Earlier this month, Wikileaks dropped a massive amount of classified information purportedly from obtained from the CIA. The leak revealed how the government agency has repeatedly built new tools to breach everything from iPhones to smart TVs. Today, Wikileaks unveiled even more information from its “Vault 7” archive of CIA intel and this time it puts Mac users in the crosshairs.
The most damning pieces of info pertain to what the CIA calls the “Sonic Screwdriver” project. In its internal documentation, the CIA describes it as a “mechanism for executing code on peripheral devices while a Mac laptop or desktop is booting,” essentially giving the exploit the ability to bypass passwords and other security features the user may have installed on the device.
Along with Sonic Screwdriver, the CIA also developed something it calls DarkSeaSkies, which burrows itself into the firmware of a MacBook and can survive an OS wipe, installing further exploits if needed.

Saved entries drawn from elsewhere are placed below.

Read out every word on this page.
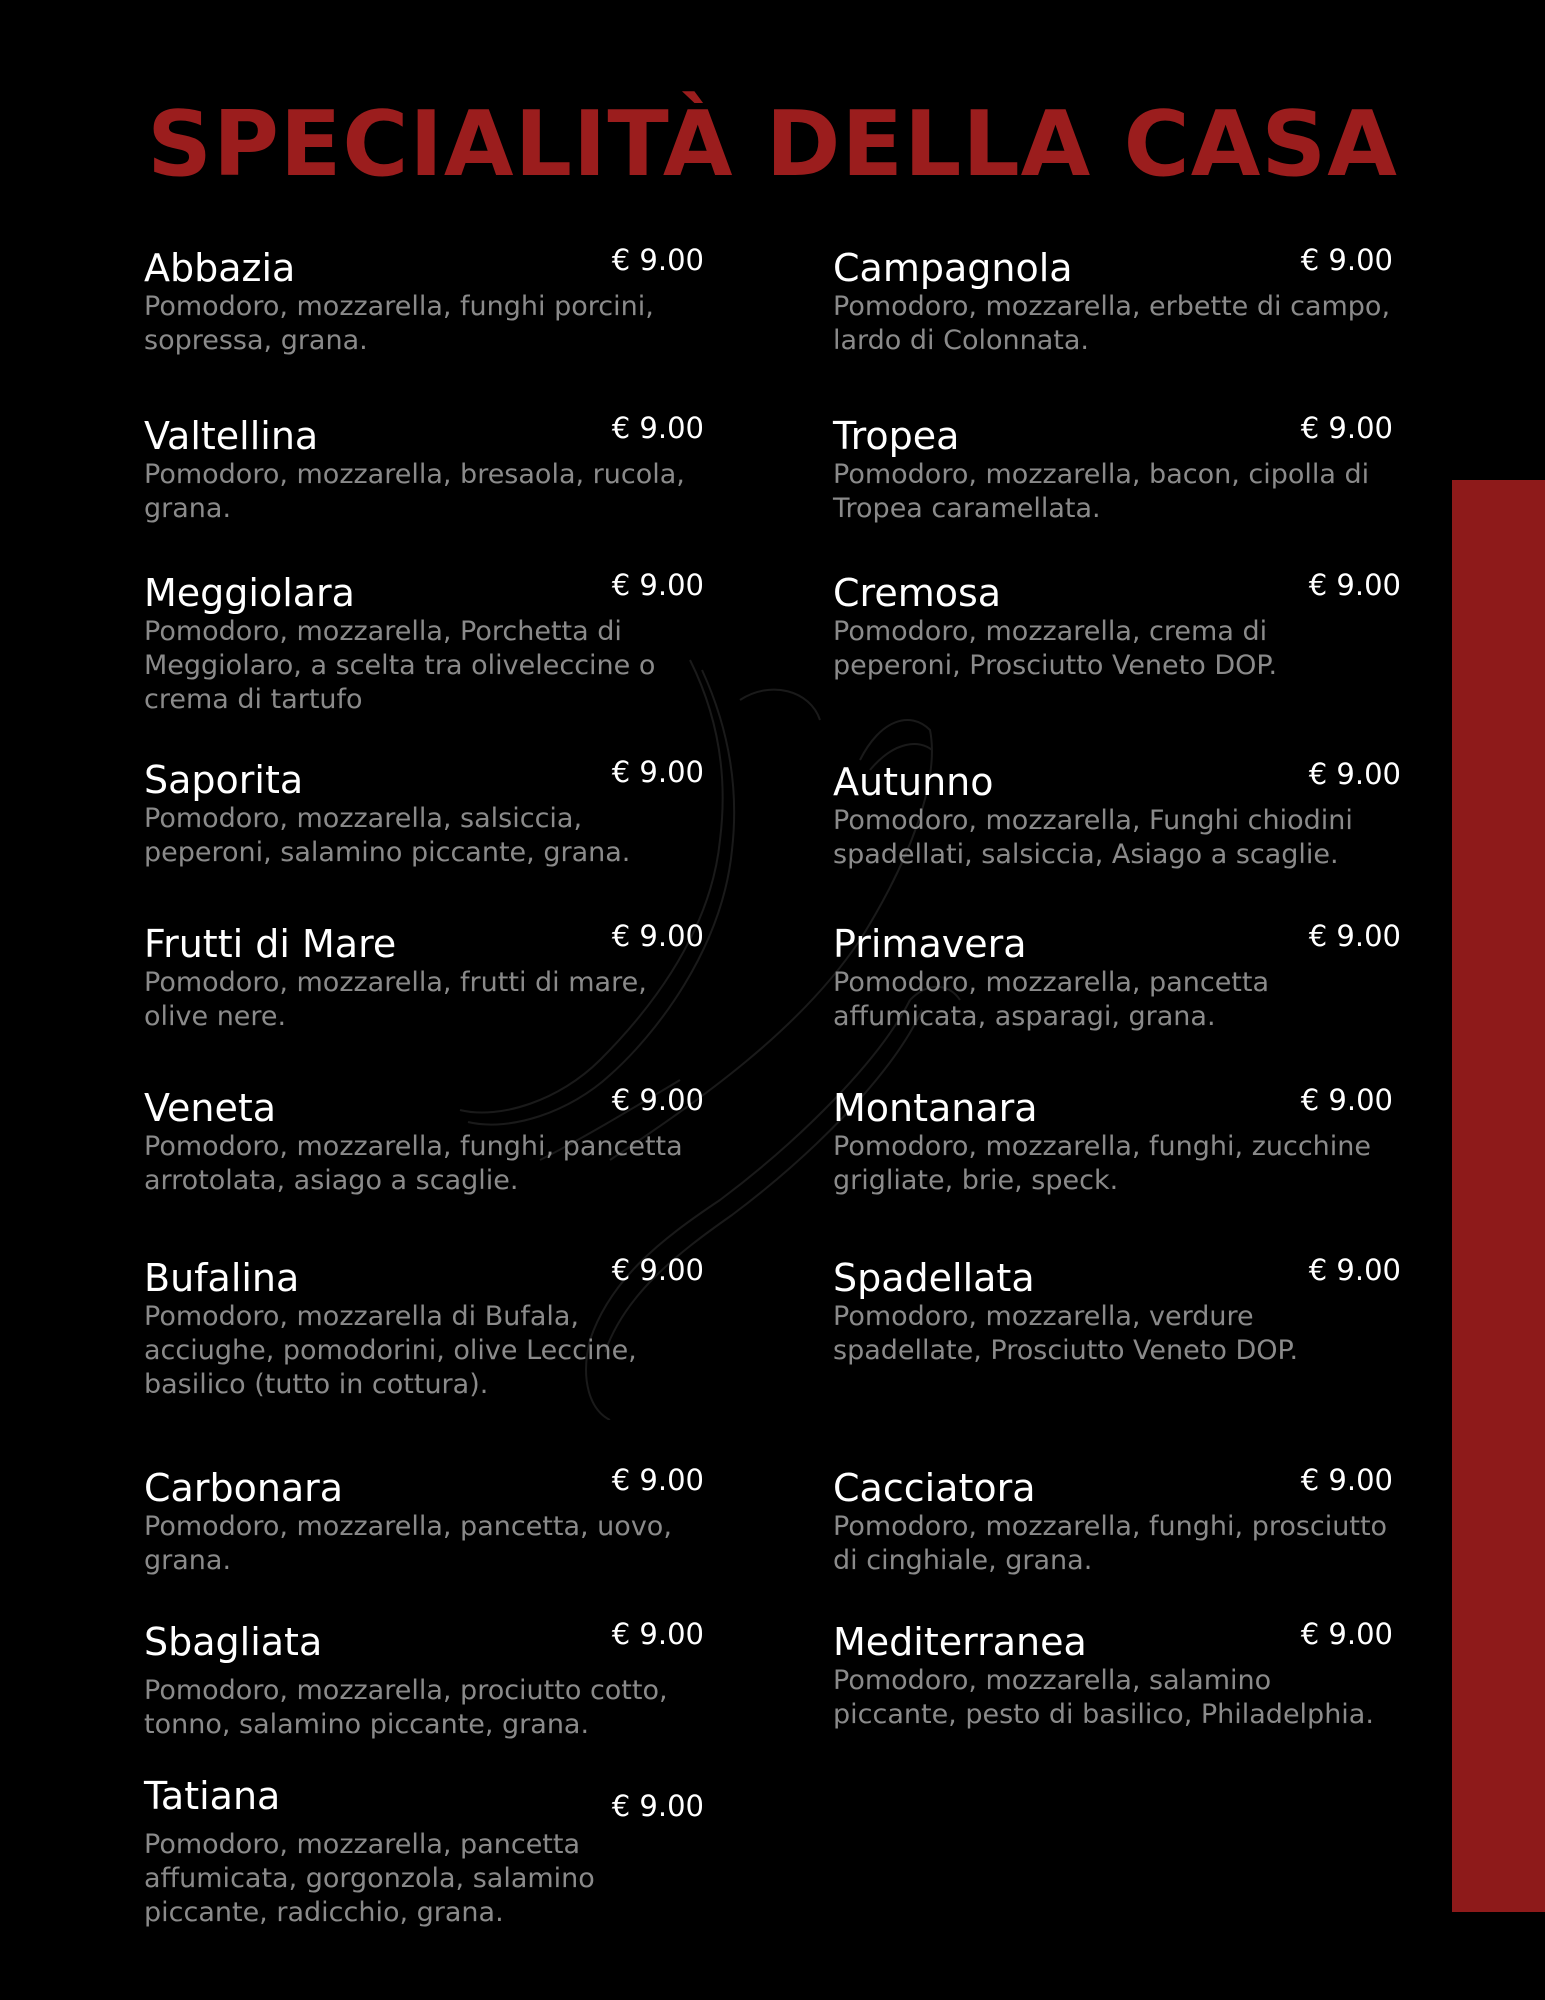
SPECIALITÀ DELLA CASA
Abbazia	€ 9.00
Pomodoro, mozzarella, funghi porcini, sopressa, grana.
Valtellina	€ 9.00
Pomodoro, mozzarella, bresaola, rucola, grana.
Meggiolara	€ 9.00
Pomodoro, mozzarella, Porchetta di Meggiolaro, a scelta tra oliveleccine o crema di tartufo
Saporita	€ 9.00
Pomodoro, mozzarella, salsiccia, peperoni, salamino piccante, grana.
Frutti di Mare	€ 9.00
Pomodoro, mozzarella, frutti di mare, olive nere.
Veneta	€ 9.00
Pomodoro, mozzarella, funghi, pancetta arrotolata, asiago a scaglie.
Bufalina	€ 9.00
Pomodoro, mozzarella di Bufala, acciughe, pomodorini, olive Leccine, basilico (tutto in cottura).
Carbonara	€ 9.00
Pomodoro, mozzarella, pancetta, uovo, grana.
Sbagliata	€ 9.00
Pomodoro, mozzarella, prociutto cotto, tonno, salamino piccante, grana.
Tatiana	€ 9.00
Pomodoro, mozzarella, pancetta affumicata, gorgonzola, salamino piccante, radicchio, grana.
Campagnola	€ 9.00
Pomodoro, mozzarella, erbette di campo, lardo di Colonnata.
Tropea	€ 9.00
Pomodoro, mozzarella, bacon, cipolla di Tropea caramellata.
Cremosa	€ 9.00
Pomodoro, mozzarella, crema di peperoni, Prosciutto Veneto DOP.
Autunno	€ 9.00
Pomodoro, mozzarella, Funghi chiodini spadellati, salsiccia, Asiago a scaglie.
Primavera	€ 9.00
Pomodoro, mozzarella, pancetta affumicata, asparagi, grana.
Montanara	€ 9.00
Pomodoro, mozzarella, funghi, zucchine grigliate, brie, speck.
Spadellata	€ 9.00
Pomodoro, mozzarella, verdure spadellate, Prosciutto Veneto DOP.
Cacciatora	€ 9.00
Pomodoro, mozzarella, funghi, prosciutto di cinghiale, grana.
Mediterranea	€ 9.00
Pomodoro, mozzarella, salamino piccante, pesto di basilico, Philadelphia.
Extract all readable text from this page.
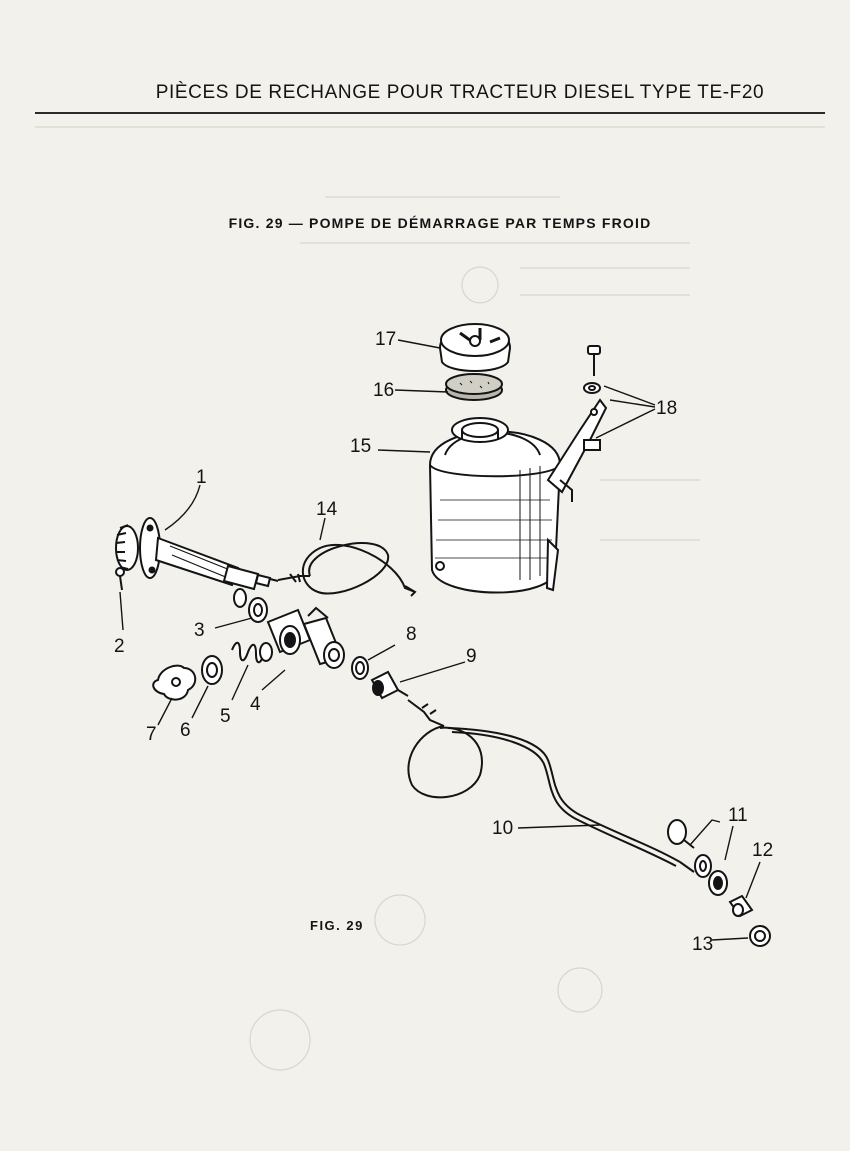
PIÈCES DE RECHANGE POUR TRACTEUR DIESEL TYPE TE-F20
FIG. 29 — POMPE DE DÉMARRAGE PAR TEMPS FROID
1
2
3
4
5
6
7
8
9
10
11
12
13
14
15
16
17
18
FIG. 29
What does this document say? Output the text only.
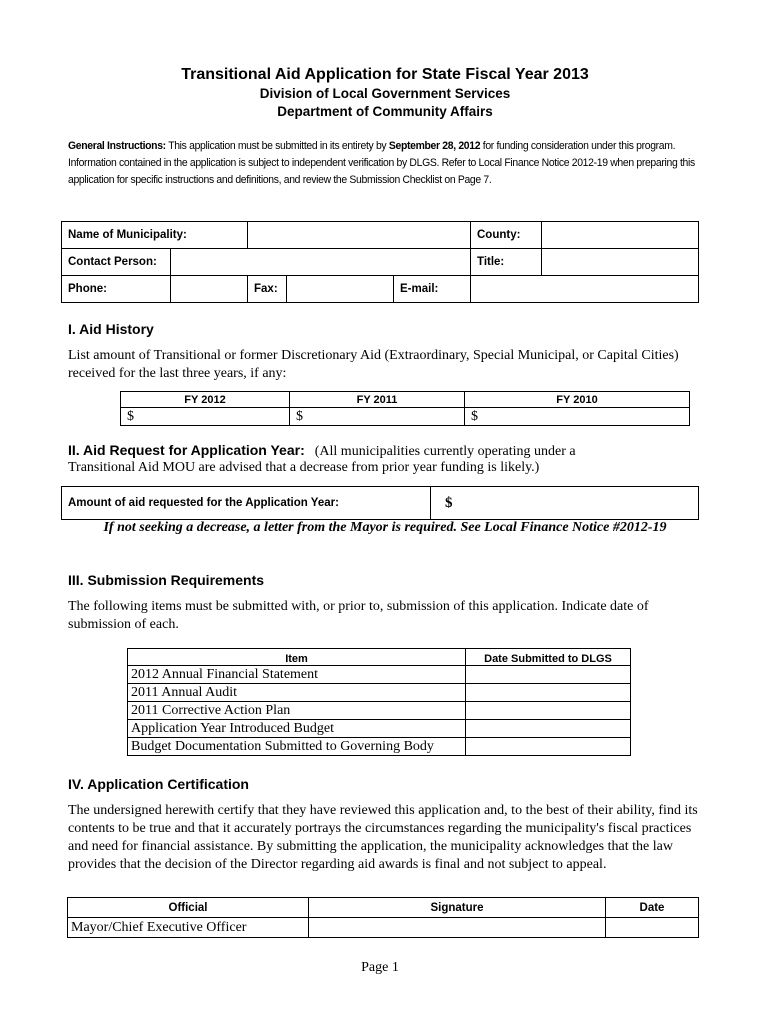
Transitional Aid Application for State Fiscal Year 2013
Division of Local Government Services
Department of Community Affairs
General Instructions: This application must be submitted in its entirety by September 28, 2012 for funding consideration under this program. Information contained in the application is subject to independent verification by DLGS. Refer to Local Finance Notice 2012-19 when preparing this application for specific instructions and definitions, and review the Submission Checklist on Page 7.
Name of Municipality:					County:	
Contact Person:					Title:	
Phone:		Fax:		E-mail:		
I. Aid History
List amount of Transitional or former Discretionary Aid (Extraordinary, Special Municipal, or Capital Cities) received for the last three years, if any:
FY 2012	FY 2011	FY 2010
$	$	$
II. Aid Request for Application Year: (All municipalities currently operating under a
Transitional Aid MOU are advised that a decrease from prior year funding is likely.)
Amount of aid requested for the Application Year:	$
If not seeking a decrease, a letter from the Mayor is required. See Local Finance Notice #2012-19
III. Submission Requirements
The following items must be submitted with, or prior to, submission of this application. Indicate date of submission of each.
Item	Date Submitted to DLGS
2012 Annual Financial Statement	
2011 Annual Audit	
2011 Corrective Action Plan	
Application Year Introduced Budget	
Budget Documentation Submitted to Governing Body	
IV. Application Certification
The undersigned herewith certify that they have reviewed this application and, to the best of their ability, find its contents to be true and that it accurately portrays the circumstances regarding the municipality's fiscal practices and need for financial assistance. By submitting the application, the municipality acknowledges that the law provides that the decision of the Director regarding aid awards is final and not subject to appeal.
Official	Signature	Date
Mayor/Chief Executive Officer		
Page 1
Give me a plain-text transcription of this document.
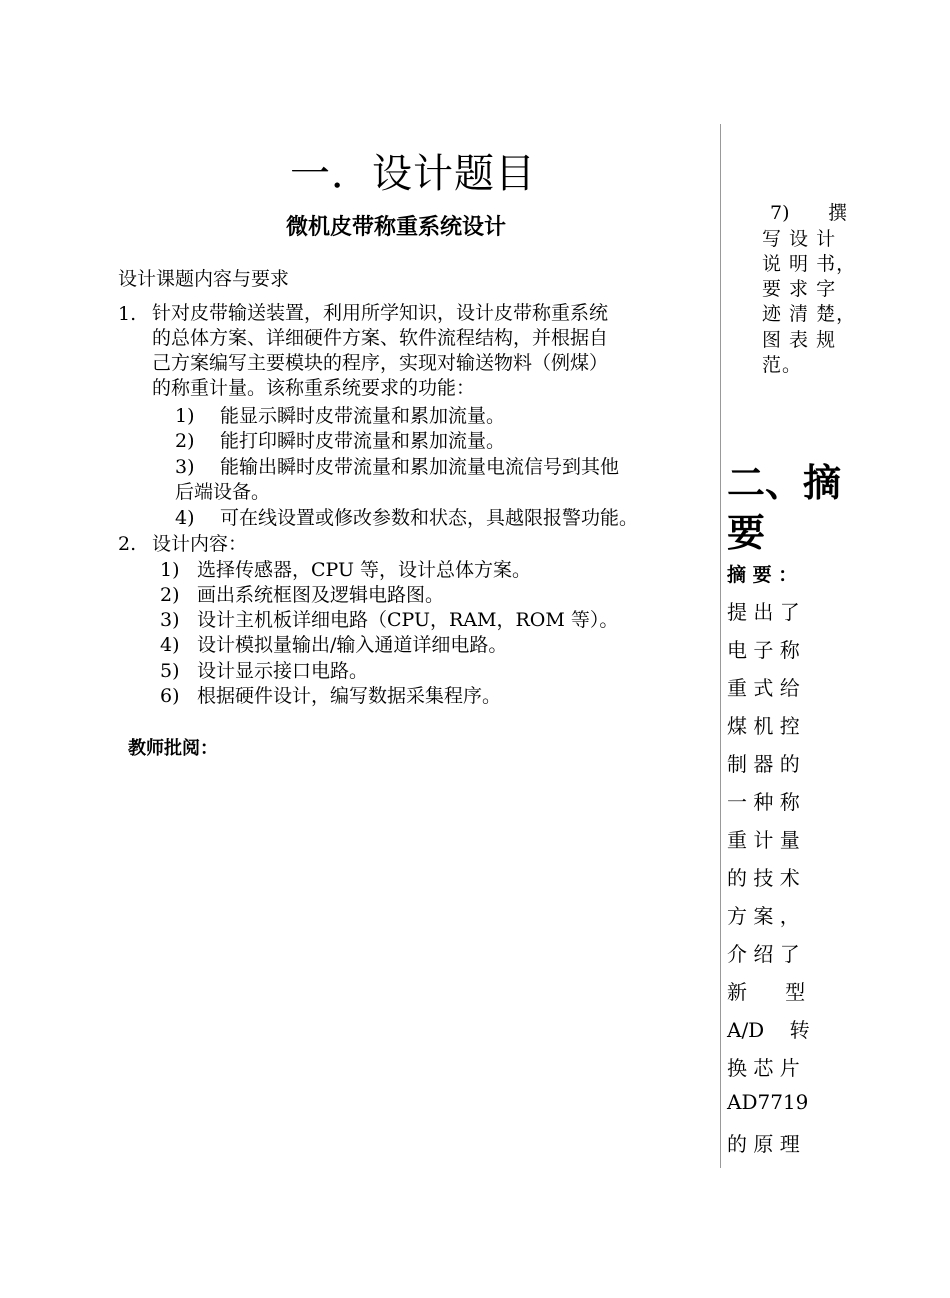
一．设计题目
微机皮带称重系统设计
设计课题内容与要求
1. 针对皮带输送装置，利用所学知识，设计皮带称重系统
的总体方案、详细硬件方案、软件流程结构，并根据自
己方案编写主要模块的程序，实现对输送物料（例煤）
的称重计量。该称重系统要求的功能：
1) 能显示瞬时皮带流量和累加流量。
2) 能打印瞬时皮带流量和累加流量。
3) 能输出瞬时皮带流量和累加流量电流信号到其他
后端设备。
4) 可在线设置或修改参数和状态，具越限报警功能。
2. 设计内容：
1) 选择传感器，CPU 等，设计总体方案。
2) 画出系统框图及逻辑电路图。
3) 设计主机板详细电路（CPU，RAM，ROM 等）。
4) 设计模拟量输出/输入通道详细电路。
5) 设计显示接口电路。
6) 根据硬件设计，编写数据采集程序。
教师批阅：
7) 撰
写 设 计
说 明 书，
要 求 字
迹 清 楚，
图 表 规
范。
二、摘要
摘 要 ：
提 出 了
电 子 称
重 式 给
煤 机 控
制 器 的
一 种 称
重 计 量
的 技 术
方 案 ，
介 绍 了
新      型
A/D    转
换 芯 片
AD7719
的 原 理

As well as NightSkies, which can be installed on a brand new iPhone in order to give intelligence agencies a glimpse into what the eventual end user is up to. The documentation shows that some of these tools have continually been updated over time, with new notes appearing as recently as 2016.
These tools all require that the device be in the physical possession of the installer in order to be successfully loaded, which might sound like a pretty big knock on its usefulness, but Wikileaks suggests that the CIA has likely breached the supply chain between Apple and their targets, most notably overseas markets.